Algunos ejemplos de transacciones gravables con el IGE (Impuesto a lo Galácticamente Estúpido) son: si un hombre con la esposa esperando su quinto bebé decide tomarse más de una cerveza a la semana, su consumo tendrá el impuesto a la estupidez. Si una mujer decide usar la plancha para alisar en pelo mientras está en la tina, en la próxima factura de la luz (suponiendo que no haya muerto electrocutada) le llegará el dichoso impuesto.

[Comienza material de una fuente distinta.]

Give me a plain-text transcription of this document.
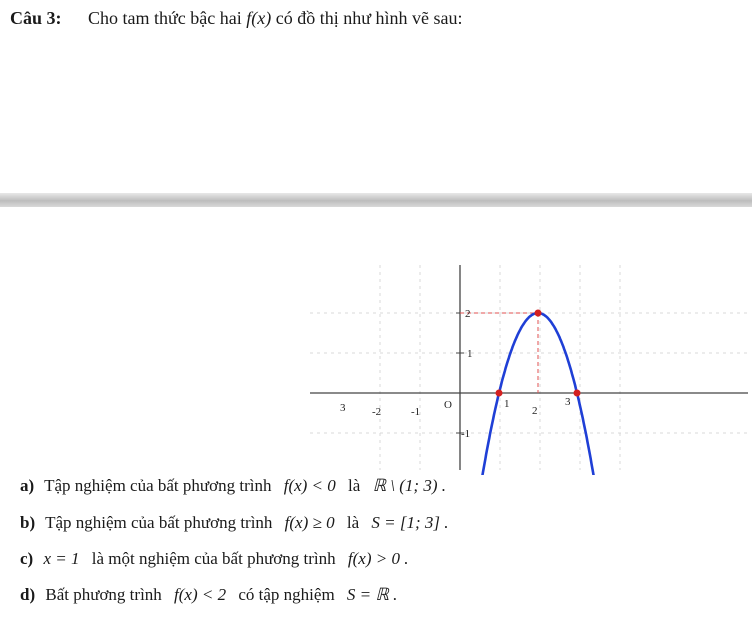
Câu 3: Cho tam thức bậc hai f(x) có đồ thị như hình vẽ sau:
3 -2	-1
O	1
2
3
2
1
-1
a) Tập nghiệm của bất phương trình f(x) < 0 là ℝ \ (1; 3) .
b) Tập nghiệm của bất phương trình f(x) ≥ 0 là S = [1; 3] .
c) x = 1 là một nghiệm của bất phương trình f(x) > 0 .
d) Bất phương trình f(x) < 2 có tập nghiệm S = ℝ .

Asimismo, si un adolescente choca el carro de sus padres por andar mirando niñas bonitas en la calle, la aseguradora pagará el arreglo, pero los padres pagarán el impuesto. En un escenario similar, si alguien que lleva una semana saliendo con su novio o novia decide hacerse un tatuaje de Fulanita Para Siempre o el rostro de su amado o amada en un elegante retrato en degradé con el pelo en el viento y un atardecer en el fondo, el costo del tatuaje incluye en IGE. Es más, creo que todos los tatuajes y perforaciones deberían tener un IGR preventivo, con opción de reembolso si en diez años no está arrepentido de lo que hizo. ¿Ven cómo funciona?

Obvio que tendríamos que crear algún tipo de fuerza élite para vigilar y patrullar la comunidad en busca de instancias de estupidez. Algo asó como la Gestúpi, y tendríamos un Zar anti-estupidez y todo. Si la idea coge fuerza, tendríamos una versión de la INTERPOL llamada la Interest, encargada de erradicar la estupidez en todo el planeta. Y para acabar de completar, la estupidez oral, es decir, prender la lengua sin conectar el cerebro, también sería gravable. Con sólo la conversaciones de la mayoría de los programas radiales matutinos y los comentaristas deportivos tendríamos con qué pagar la deuda externa en un par de meses. Me parece razonable. Si no podemos eliminar la estupidez, al menos podemos lucrarnos de ella, ¿no les parece?

 

*PUBLICADA EL 2 DE NOVIEMBRE DE 2007 EN MUNDO MODERNO

 

2 comentarios en “La otra DIAN (propuesta para el impuesto a la estupidez en Colombia)

  1. deepfield dijo:

    Buenos días, Ángela.

    No sé si conoce los Premios Darwin (“The Darwin Awards salute the improvement of the human genome by honoring those who
    accidentally remove themselves from it…”). Los ejemplos que allá aparecen, si se sometieran al IGE, aportarían recursos suficientes para acabar el hambre en el mundo…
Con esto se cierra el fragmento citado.